All of it adds up to an unflattering portrait of how we approach our jobs.

And so, critical as I’ve been of Trump’s behavior and policies — and believe me, sometimes I bore myself with the predictability of it — I can’t help nodding along with one of my idols in this business, 79-year-old Ted Koppel, when he decries the drift of our best media toward a kind of reflexive advocacy.

It’s not that I think Trump has a lot of redeeming qualities as a president. It’s that I think we’ve been played.
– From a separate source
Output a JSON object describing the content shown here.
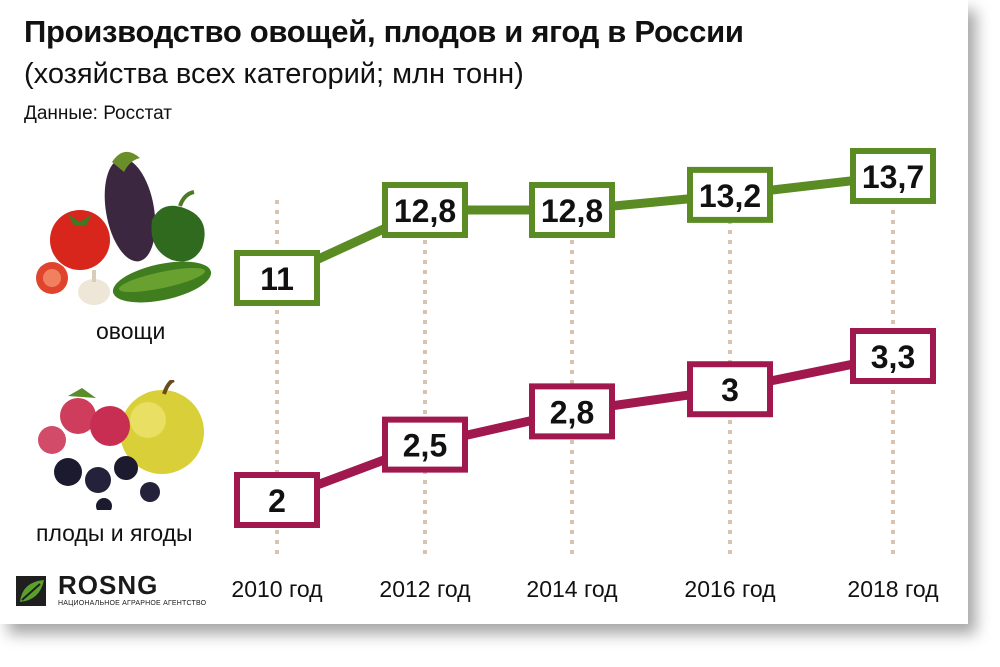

You see, Trump doesn’t hate the media — not really. He’s spent a lifetime manipulating and cultivating reporters. He talks to them, even now, more than any of his recent predecessors, by a lot.

But Trump very skillfully drew us into a fight. He cast the “fake news” as his enemy, and we responded exactly as he knew we would — in kind. He goaded us into becoming outright advocates, into jeopardizing what little remained of our public trust.

And now we’re playing to our own audience, just like him.

This is Trump’s superpower. He has an innate talent for bringing out the worst versions of everyone else, so that everyone ends up as compromised as he is, or at least somewhere on the continuum.

Everyone, that is, with one notable exception: Bob Mueller. Virtually alone among the establishment types Trump has needled, attacked, insulted and smeared since he stepped off that gilded escalator in 2015, Mueller simply ignored all the spectacle and did his job.

He did it stonily, dispassionately, without drama or distraction, following the facts wherever they led. And in doing so, he set a pretty good template for what we should have been doing all along, and still can.

Because we’re about to embark on a treacherous new phase of this journey — the reelection campaign. If we act as Mueller did, impervious to provocation, monastically focused on truth and perspective, we might restore the credibility we badly need.

But if we allow ourselves to become resisters on the campaign trail, effectively campaigning for Trump’s opponent in the name of democracy, we may never be able to get back the role we had as trusted arbiters of the debate.

We’ll have given Trump his final victory, whether he wins the election or not.

No, we don’t owe Trump an apology for taking the investigation into foreign meddling seriously these past two years. We can certainly learn something from the man who led it, though.

We owe that to the country, and not least to ourselves.